Patients who have undergone complete surgical repair for truncus arteriosus are now surviving to adulthood in increasing numbers. Imaging goals for these patients are to detect postoperative complications and to help determine the optimal timing for reoperation. The two most important postoperative structures are the valved pulmonary conduit and the truncal valve. Regurgitation or stenosis of either or both valves has deleterious effects on the right and left ventricles. For these reasons, postoperative patients usually undergo routine surveillance with echocardiography. The problem with the valved pulmonary conduit after truncus arteriosus repair is analogous to the problem after tetralogy of Fallot repair. Surgical replacement of a failing pulmonary conduit is best timed just before the irreversible loss of right ventricular function because the new conduit would also deteriorate over time.26 MRI, by quantifying right ventricular size and function, may be helpful in decision making.27 These results may be applicable to truncus arteriosus.
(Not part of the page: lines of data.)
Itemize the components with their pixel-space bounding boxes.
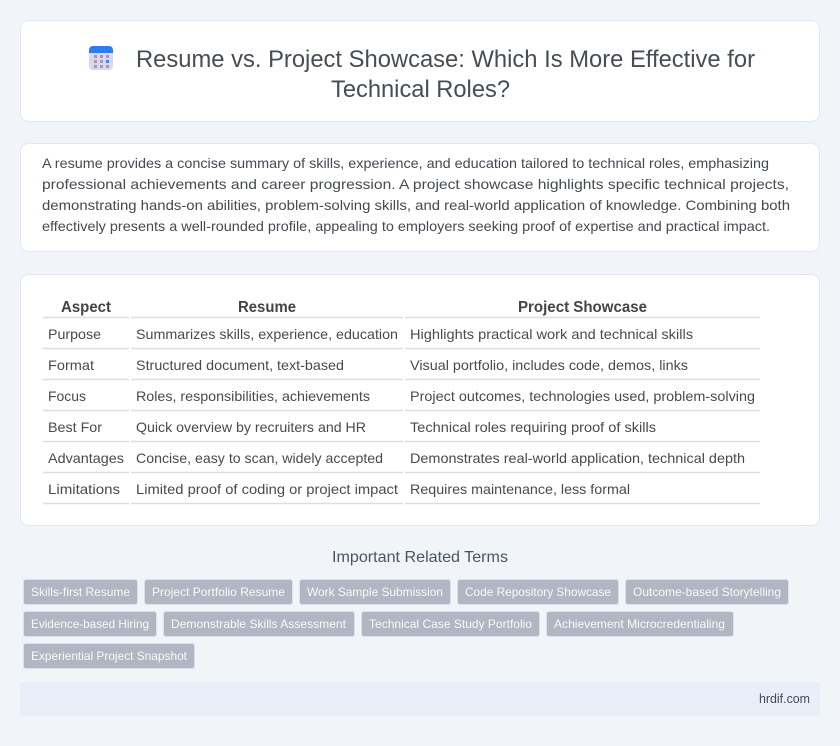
tag: Skills-first Resume [31, 585, 130, 599]
row: Limitations: Limitations [48, 481, 120, 497]
row: Limitations [48, 481, 630, 497]
row: Format: Visual portfolio, includes code, demos, links [410, 357, 688, 373]
row: Format: Format [48, 357, 94, 373]
tag: Project Portfolio Resume [152, 585, 285, 599]
row: Purpose: Highlights practical work and technical skills [410, 326, 693, 342]
row: Focus: Focus [48, 388, 86, 404]
tag: Outcome-based Storytelling [633, 585, 781, 599]
tag [458, 580, 618, 604]
row: Focus: Roles, responsibilities, achievements [136, 388, 370, 404]
tag: Demonstrable Skills Assessment [171, 617, 347, 631]
row: Advantages: Advantages [48, 450, 124, 466]
tag [144, 580, 292, 604]
row: Best For: Best For [48, 419, 102, 435]
tag: Experiential Project Snapshot [31, 649, 188, 663]
tag [164, 612, 354, 636]
table header [61, 299, 647, 316]
tag: Technical Case Study Portfolio [369, 617, 532, 631]
icon: calendar [89, 46, 113, 70]
tag [300, 580, 450, 604]
tag [24, 580, 138, 604]
tag [362, 612, 540, 636]
row: Purpose: Summarizes skills, experience, education [136, 326, 398, 342]
tag [546, 612, 734, 636]
row: Purpose [48, 326, 693, 342]
row: Focus [48, 388, 755, 404]
row: Limitations: Limited proof of coding or project impact [136, 481, 398, 497]
title: Technical Roles? [331, 76, 510, 103]
table header: Resume [238, 299, 296, 316]
row: Purpose: Purpose [48, 326, 101, 342]
row: Best For [48, 419, 656, 435]
tag: Code Repository Showcase [465, 585, 611, 599]
heading: related terms: Important Related Terms [332, 549, 508, 566]
title [136, 46, 755, 103]
title: Resume vs. Project Showcase: Which Is More Effective for [136, 46, 755, 73]
tag: Evidence-based Hiring [31, 617, 149, 631]
row: Format: Structured document, text-based [136, 357, 344, 373]
row: Advantages [48, 450, 745, 466]
row: Best For: Technical roles requiring proof of skills [410, 419, 656, 435]
tag: Achievement Microcredentialing [554, 617, 725, 631]
tag: Work Sample Submission [307, 585, 443, 599]
panel: summary paragraph: A resume provides a concise summary of skills, experience, and education tailored to technical roles, emphasizing [42, 155, 769, 171]
panel: summary paragraph [20, 144, 820, 252]
footer [20, 682, 820, 716]
related term tags [24, 580, 788, 668]
panel: title header [20, 20, 820, 122]
row: Best For: Quick overview by recruiters and HR [136, 419, 366, 435]
tag [24, 644, 194, 668]
table header: Project Showcase [518, 299, 647, 316]
tag [24, 612, 156, 636]
row: Advantages: Concise, easy to scan, widely accepted [136, 450, 383, 466]
panel: summary paragraph: effectively presents a well-rounded profile, appealing to employers seeking proof of expertise and practical impact. [42, 218, 770, 234]
panel: summary paragraph: demonstrating hands-on abilities, problem-solving skills, and real-world application of knowledge. Combining both [42, 197, 790, 213]
row: Focus: Project outcomes, technologies used, problem-solving [410, 388, 755, 404]
panel: comparison table [20, 274, 820, 526]
tag [626, 580, 788, 604]
footer: hrdif.com [759, 691, 810, 706]
panel: summary paragraph: professional achievements and career progression. A project showcase highlights specific technical projects, [42, 176, 789, 192]
row: Advantages: Demonstrates real-world application, technical depth [410, 450, 745, 466]
row: Limitations: Requires maintenance, less formal [410, 481, 630, 497]
row: Format [48, 357, 688, 373]
table header: Aspect [61, 299, 112, 316]
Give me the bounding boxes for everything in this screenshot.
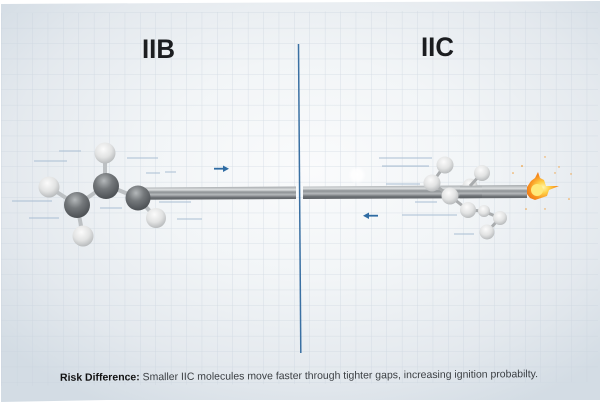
soft glow: [348, 166, 366, 184]
central divider line: [298, 44, 301, 353]
heading: IIC: IIC: [421, 32, 454, 62]
rod overlay in front of hidden atom: [460, 186, 482, 198]
rod: right segment: [303, 185, 527, 199]
icon: ignition spark: [512, 156, 572, 210]
speed lines: IIC: [379, 158, 474, 234]
molecule: IIC: [424, 156, 507, 240]
arrow: right: [214, 166, 229, 172]
arrow: left: [363, 212, 378, 219]
heading: IIB: IIB: [142, 34, 175, 64]
caption: risk difference: Risk Difference: Smaller IIC molecules move faster through tighter gaps, increasing ignition probabilty.: [60, 368, 538, 384]
speed lines: IIB: [12, 151, 202, 219]
molecule: IIC behind rod: [462, 178, 478, 194]
molecule: IIB: [38, 142, 166, 246]
rod: left segment: [140, 186, 296, 200]
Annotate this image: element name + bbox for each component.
In addition, cardiac MRI can evaluate the truncal valve and the left ventricular function in the same study. The clinical role of MRI in the postoperative management of truncus arteriosus is of ongoing research interest.
Less commonly, new vascular lesions develop after surgery in the forms of pseudoaneurysm from a ruptured pulmonary conduit (Fig. 45-11); coarctation restenosis; branch pulmonary artery stenosis; and compression of the pulmonary arteries, veins, or airways by an aneurysmal common arterial trunk (Fig. 45-12).28 These lesions are readily evaluated noninvasively by CT angiography or MR angiography.